Because none of those players have the pace nor inclination to construct attacks from deep, the build-up play consists of hopeful balls down the channel for the lone striker, either David Nugent or more recently Cameron Jerome. Only when the front man holds the ball up does Vydra, or a wide forward such as Tom Lawrence, start to look a threat.

That’s not to say Derby didn’t play any good football under Rowett - we saw some slick final third interplay in September’s 5-0 win over Hull, for example - but it only happened after that ball into the front man. As opposing teams have found in the second half of the season, if they can cut out that initial direct pass at source and perhaps nullify Vydra, Rowett’s Rams could be short of alternative ideas.

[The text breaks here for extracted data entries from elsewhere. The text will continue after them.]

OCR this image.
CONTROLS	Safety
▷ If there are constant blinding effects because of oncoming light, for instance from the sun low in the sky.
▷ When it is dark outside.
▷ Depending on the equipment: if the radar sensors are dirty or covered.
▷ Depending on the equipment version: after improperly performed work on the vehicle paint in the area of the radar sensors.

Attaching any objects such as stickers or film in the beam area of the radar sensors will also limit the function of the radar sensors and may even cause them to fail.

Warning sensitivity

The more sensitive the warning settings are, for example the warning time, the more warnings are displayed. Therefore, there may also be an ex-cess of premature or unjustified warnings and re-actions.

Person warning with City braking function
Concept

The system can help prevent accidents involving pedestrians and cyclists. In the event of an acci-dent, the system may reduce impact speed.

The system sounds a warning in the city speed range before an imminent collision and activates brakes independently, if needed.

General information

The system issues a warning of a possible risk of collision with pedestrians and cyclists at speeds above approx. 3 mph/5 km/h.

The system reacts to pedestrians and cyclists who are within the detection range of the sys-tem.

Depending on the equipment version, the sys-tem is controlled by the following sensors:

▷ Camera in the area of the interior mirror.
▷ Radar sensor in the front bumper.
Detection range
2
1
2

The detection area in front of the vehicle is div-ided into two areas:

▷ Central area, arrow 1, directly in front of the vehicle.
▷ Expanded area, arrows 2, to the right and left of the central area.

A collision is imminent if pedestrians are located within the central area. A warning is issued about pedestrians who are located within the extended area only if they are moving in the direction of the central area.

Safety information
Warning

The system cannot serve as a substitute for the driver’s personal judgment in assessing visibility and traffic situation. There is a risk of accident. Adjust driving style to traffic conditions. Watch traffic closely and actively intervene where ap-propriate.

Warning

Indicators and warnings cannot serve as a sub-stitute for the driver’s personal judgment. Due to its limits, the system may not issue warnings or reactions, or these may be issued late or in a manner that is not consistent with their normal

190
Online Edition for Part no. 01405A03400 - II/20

That’s why his departure is an opportunity for them to add another dimension to their game. Lampard will excite the section of fans who had grown slightly weary of the previous brand of football and, if his attendance at Monday’s League Two Play-Off Final is anything to go by, will look for young, up-and-coming players.

He has already stated his intentions to “bring through some of the excellent youth and Academy talent we have at Pride Park” which implies a desire to lower the squad’s average age and build a more energetic, dynamic outfit.

Naturally, Lampard’s lack of coaching experience will be levelled at him, but there is reason to think he could grow into this role. Derby will have an extensive backroom team; coaches and performance analysts with whom the new manager will be able to gain advice and share ideas. While Lampard would be a main figurehead at the iPro and be accountable to the public, he would not be making decisions on his own.

Lampard has spoken well when asked to do punditry duties and his achievements as a player makes him a character who a lot of people will respect.

Is this a risk for Derby? Yes - but it might be one worth taking.